FIG. 11 is a partial perspective view of a heat exchange tube according to a modification of FIG.

[Explanation of symbols]

 DESCRIPTION OF SYMBOLS 1 Condenser (heat exchanger) 2, 3 Header 4 Heat exchange tube 5 Corrugated fin 6 Side plate 7 Inlet pipe 8 Outlet pipe 9 Partition plate 10 Air passage direction 11, 23, 26, 31, 36 Tube 12, 32 Inner fin 13, 33 Refrigerant flow direction (longitudinal direction of tube) 14 Crest portion 15 Valley portion 16 First flat portion 17 Second flat portion 18 Concavo-convex strip 19 Communication hole 20, 34 Projection strip 22, 35 as engagement section Groove as engaging part

Claims (8)

[Claims] 1. A heat exchanger having a heat exchange tube through which a heat exchange medium flows in a longitudinal direction and an inner fin provided in the tube, wherein the inner surface of the heat exchange tube is engaged with the inner fin.
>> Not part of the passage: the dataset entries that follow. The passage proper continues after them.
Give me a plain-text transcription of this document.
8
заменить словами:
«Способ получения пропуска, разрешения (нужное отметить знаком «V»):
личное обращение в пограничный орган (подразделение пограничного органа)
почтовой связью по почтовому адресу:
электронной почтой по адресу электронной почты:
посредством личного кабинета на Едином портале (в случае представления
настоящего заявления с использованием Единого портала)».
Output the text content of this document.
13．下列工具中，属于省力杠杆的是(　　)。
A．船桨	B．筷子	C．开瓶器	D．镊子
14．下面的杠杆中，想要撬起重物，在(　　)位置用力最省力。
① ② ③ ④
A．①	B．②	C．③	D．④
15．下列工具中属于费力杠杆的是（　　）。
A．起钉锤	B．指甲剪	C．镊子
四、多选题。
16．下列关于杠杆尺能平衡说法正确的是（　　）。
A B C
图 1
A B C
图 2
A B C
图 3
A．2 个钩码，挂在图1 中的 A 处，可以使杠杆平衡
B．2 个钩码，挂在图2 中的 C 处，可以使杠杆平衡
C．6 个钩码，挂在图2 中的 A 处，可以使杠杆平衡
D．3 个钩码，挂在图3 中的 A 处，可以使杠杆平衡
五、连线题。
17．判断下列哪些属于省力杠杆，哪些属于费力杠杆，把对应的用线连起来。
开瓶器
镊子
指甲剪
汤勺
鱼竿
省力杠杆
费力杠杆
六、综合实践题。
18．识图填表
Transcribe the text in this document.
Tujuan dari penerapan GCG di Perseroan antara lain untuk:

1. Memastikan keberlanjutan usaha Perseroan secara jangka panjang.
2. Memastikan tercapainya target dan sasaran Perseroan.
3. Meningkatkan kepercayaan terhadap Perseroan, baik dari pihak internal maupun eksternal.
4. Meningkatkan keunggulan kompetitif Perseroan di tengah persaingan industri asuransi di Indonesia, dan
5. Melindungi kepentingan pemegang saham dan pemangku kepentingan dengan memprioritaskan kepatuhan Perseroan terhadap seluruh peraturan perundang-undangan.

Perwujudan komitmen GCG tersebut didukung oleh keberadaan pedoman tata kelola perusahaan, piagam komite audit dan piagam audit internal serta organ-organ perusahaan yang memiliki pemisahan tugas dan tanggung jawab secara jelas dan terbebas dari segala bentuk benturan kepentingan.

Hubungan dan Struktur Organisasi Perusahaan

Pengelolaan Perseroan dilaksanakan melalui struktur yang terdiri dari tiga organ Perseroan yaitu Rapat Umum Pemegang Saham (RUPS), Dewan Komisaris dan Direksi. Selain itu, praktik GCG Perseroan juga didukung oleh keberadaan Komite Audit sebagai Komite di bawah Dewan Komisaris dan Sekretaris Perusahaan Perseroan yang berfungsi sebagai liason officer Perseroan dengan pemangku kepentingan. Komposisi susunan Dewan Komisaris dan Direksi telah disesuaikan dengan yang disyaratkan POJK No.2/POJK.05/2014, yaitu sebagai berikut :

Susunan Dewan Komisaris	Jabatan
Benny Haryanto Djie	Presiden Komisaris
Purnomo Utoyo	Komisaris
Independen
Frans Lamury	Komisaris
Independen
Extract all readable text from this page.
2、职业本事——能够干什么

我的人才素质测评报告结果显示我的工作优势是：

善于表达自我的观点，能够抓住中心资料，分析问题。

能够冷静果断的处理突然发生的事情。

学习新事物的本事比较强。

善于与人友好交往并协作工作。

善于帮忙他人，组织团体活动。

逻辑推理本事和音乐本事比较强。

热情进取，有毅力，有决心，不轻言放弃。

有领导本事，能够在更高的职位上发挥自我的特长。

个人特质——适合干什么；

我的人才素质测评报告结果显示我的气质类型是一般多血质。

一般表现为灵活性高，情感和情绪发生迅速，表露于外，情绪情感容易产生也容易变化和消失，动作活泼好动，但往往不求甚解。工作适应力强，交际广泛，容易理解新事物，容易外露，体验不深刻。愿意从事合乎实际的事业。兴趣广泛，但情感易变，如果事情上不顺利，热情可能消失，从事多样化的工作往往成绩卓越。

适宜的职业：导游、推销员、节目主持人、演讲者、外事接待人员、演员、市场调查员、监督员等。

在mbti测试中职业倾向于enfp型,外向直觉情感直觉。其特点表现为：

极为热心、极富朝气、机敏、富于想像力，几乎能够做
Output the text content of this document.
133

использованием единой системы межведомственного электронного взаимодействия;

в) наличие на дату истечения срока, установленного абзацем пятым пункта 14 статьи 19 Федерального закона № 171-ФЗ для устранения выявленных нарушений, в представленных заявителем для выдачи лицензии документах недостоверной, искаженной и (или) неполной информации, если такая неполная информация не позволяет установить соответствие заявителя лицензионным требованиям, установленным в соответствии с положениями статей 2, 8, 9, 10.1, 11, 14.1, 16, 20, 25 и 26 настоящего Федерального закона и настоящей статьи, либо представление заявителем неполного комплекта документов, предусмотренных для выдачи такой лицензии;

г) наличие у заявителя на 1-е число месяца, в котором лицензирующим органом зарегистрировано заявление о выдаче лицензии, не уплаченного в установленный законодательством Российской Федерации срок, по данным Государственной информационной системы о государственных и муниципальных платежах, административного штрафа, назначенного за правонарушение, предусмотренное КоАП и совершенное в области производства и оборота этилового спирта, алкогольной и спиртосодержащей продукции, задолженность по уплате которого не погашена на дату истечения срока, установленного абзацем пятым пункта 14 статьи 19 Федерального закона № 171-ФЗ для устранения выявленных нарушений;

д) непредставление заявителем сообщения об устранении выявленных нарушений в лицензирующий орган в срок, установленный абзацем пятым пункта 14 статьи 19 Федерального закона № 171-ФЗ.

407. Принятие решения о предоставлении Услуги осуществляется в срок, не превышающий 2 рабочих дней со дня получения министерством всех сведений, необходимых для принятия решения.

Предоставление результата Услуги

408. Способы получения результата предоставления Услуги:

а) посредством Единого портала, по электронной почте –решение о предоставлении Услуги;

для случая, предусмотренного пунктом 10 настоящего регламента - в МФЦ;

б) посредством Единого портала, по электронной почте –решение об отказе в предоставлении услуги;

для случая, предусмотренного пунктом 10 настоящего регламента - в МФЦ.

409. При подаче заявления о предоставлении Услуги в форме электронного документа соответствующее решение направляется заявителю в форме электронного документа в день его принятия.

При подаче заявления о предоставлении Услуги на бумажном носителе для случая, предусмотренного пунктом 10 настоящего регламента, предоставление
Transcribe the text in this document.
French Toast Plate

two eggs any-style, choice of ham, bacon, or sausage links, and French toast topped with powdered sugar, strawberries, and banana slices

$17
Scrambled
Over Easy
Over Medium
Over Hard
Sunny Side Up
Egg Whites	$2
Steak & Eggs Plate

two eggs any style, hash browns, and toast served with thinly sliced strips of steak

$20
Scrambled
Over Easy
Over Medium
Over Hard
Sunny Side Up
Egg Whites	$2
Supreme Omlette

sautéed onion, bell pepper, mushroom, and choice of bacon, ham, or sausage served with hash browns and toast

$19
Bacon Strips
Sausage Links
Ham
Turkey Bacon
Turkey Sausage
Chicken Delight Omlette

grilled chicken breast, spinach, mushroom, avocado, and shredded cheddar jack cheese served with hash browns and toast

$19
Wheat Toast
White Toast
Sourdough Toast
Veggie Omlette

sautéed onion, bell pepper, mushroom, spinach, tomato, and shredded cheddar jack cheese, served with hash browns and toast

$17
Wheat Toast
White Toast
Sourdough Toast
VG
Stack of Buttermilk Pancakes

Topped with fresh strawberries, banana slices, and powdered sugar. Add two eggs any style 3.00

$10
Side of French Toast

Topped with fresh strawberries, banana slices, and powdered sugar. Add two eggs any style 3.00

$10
Heat exchanger characterized by having a part. 2. The heat exchanger according to claim 1, wherein said heat exchange tube is formed from a plate material. 3. The heat exchanger according to claim 1, wherein the engaging portion extends in a width direction of the heat exchange tube. 4. The heat exchanger according to claim 1, wherein the engaging portion extends in a longitudinal direction of the heat exchange tube. 5. The heat exchanger according to claim 1, wherein said engaging portion comprises a projection. 6. The heat exchanger according to claim 1, wherein the engaging portion comprises a ridge or a groove. 7. The heat exchanger according to claim 1, wherein the inner fin is formed in a waveform in a tube cross-sectional direction. 8. The inner fin is formed by cutting and bending a large number of peaks and valleys on a flat plate-like member, and forming the peaks, the first
A plurality of uneven portions formed by repeating the flat portion, the valley portion, and the second flat portion in this order are arranged adjacent to each other, and the adjacent uneven portions are the first flat portion of one uneven portion being the other. The heat exchanger according to any one of claims 1 to 6, wherein the heat exchanger has a positional relationship of forming a continuous flat portion with the second flat portion of the uneven strip.